LaravelJsonApi: multiple named servers per application is an explicit core concept from day one — each server has its own URI namespace and resource set.
Verdict: parity on the mechanism (the per-server OpenAPI document is ours alone, but that is the OpenAPI row's advantage, not this one's).
Response headers (caching, deprecation)¶
Response headers (caching, RFC 8594 deprecation)¶
This suite: declarative per-resource Cache-Control/Vary headers (with
per-read-shape overrides) on successful GETs, plus RFC 8594
Deprecation/Sunset/sunset-link headers, layered over global config defaults — the
deprecation posture of a resource lives on the resource.
LaravelJsonApi: no declarative package-level cache-header or deprecation-header support appears in its docs. The practical gap is modest — ordinary Laravel middleware can set the same headers — so read this as a convenience-and-colocation advantage, not a capability wall.

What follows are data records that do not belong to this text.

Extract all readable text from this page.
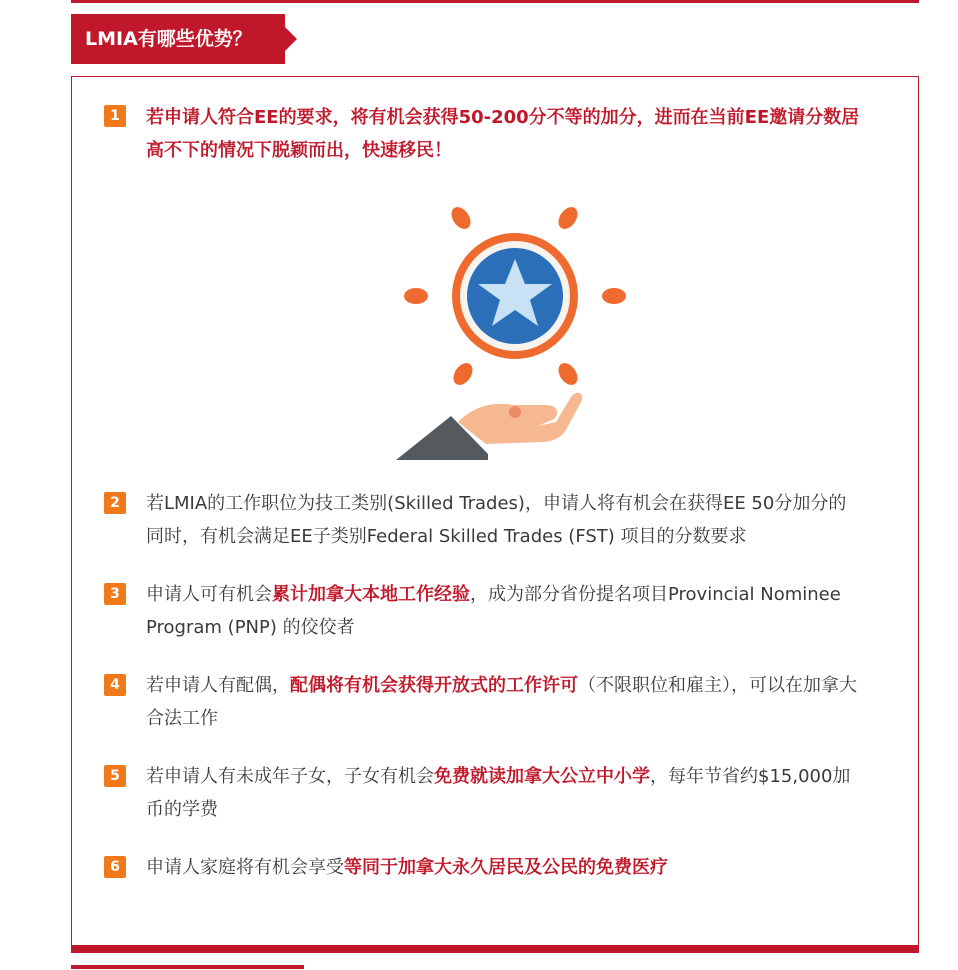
LMIA有哪些优势？
1	若申请人符合EE的要求，将有机会获得50-200分不等的加分，进而在当前EE邀请分数居高不下的情况下脱颖而出，快速移民！
2	若LMIA的工作职位为技工类别(Skilled Trades)，申请人将有机会在获得EE 50分加分的同时，有机会满足EE子类别Federal Skilled Trades (FST) 项目的分数要求
3	申请人可有机会累计加拿大本地工作经验，成为部分省份提名项目Provincial Nominee Program (PNP) 的佼佼者
4	若申请人有配偶，配偶将有机会获得开放式的工作许可（不限职位和雇主），可以在加拿大合法工作
5	若申请人有未成年子女，子女有机会免费就读加拿大公立中小学，每年节省约$15,000加币的学费
6	申请人家庭将有机会享受等同于加拿大永久居民及公民的免费医疗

Security & authorization posture¶
Authorization model (policy/permission integration)¶
This suite: native Gate policy authorization (viewAny/view/create/update/
delete), ability-name overrides, an optional dedicated API-policy class, and
relationship-level control — relationship mutations default to the parent's update
ability but are overridable per relation, and related/relationship reads are gateable
per relation. See authorization.
LaravelJsonApi: comprehensive and verified — standard Laravel policies,
relationship-level policy methods (viewAuthor, updateAuthor, attachTags/
detachTags with LazyRelation inspection), custom Authorizer classes (per-resource,
per-group, or server-wide), and Gate responses with custom error messages.
Verdict: parity. Both are thorough, idiomatic Laravel authorization.
Summary¶
Choose LaravelJsonApi for its maturity, its install base, its six shipped error locales, and a proven JSON:API 1.0 implementation that is deeply comfortable for a Laravel team.
Choose this suite when the things it uniquely ships are on your requirements list:
full JSON:API 1.1 (extensions, profiles, lid), atomic operations, a complete
generated OpenAPI 3.1 contract with a typed TypeScript client behind it,
JSON Schema publication and document validation, SQL push-down for sparse fields
and windowed relations, a stable machine-readable error catalogue, and a
framework-agnostic core that is equally idiomatic in Laravel, in Symfony, or over a
custom backend.
The gaps on their side are not oversights — the maintainer has documented them as roadmap items constrained by solo maintenance time, and they have been open for years (atomic operations since 2021, OpenAPI since the package's early days, non-HTTP execution since 2021). The gap on our side is exactly one dimension — track record — and only time closes it.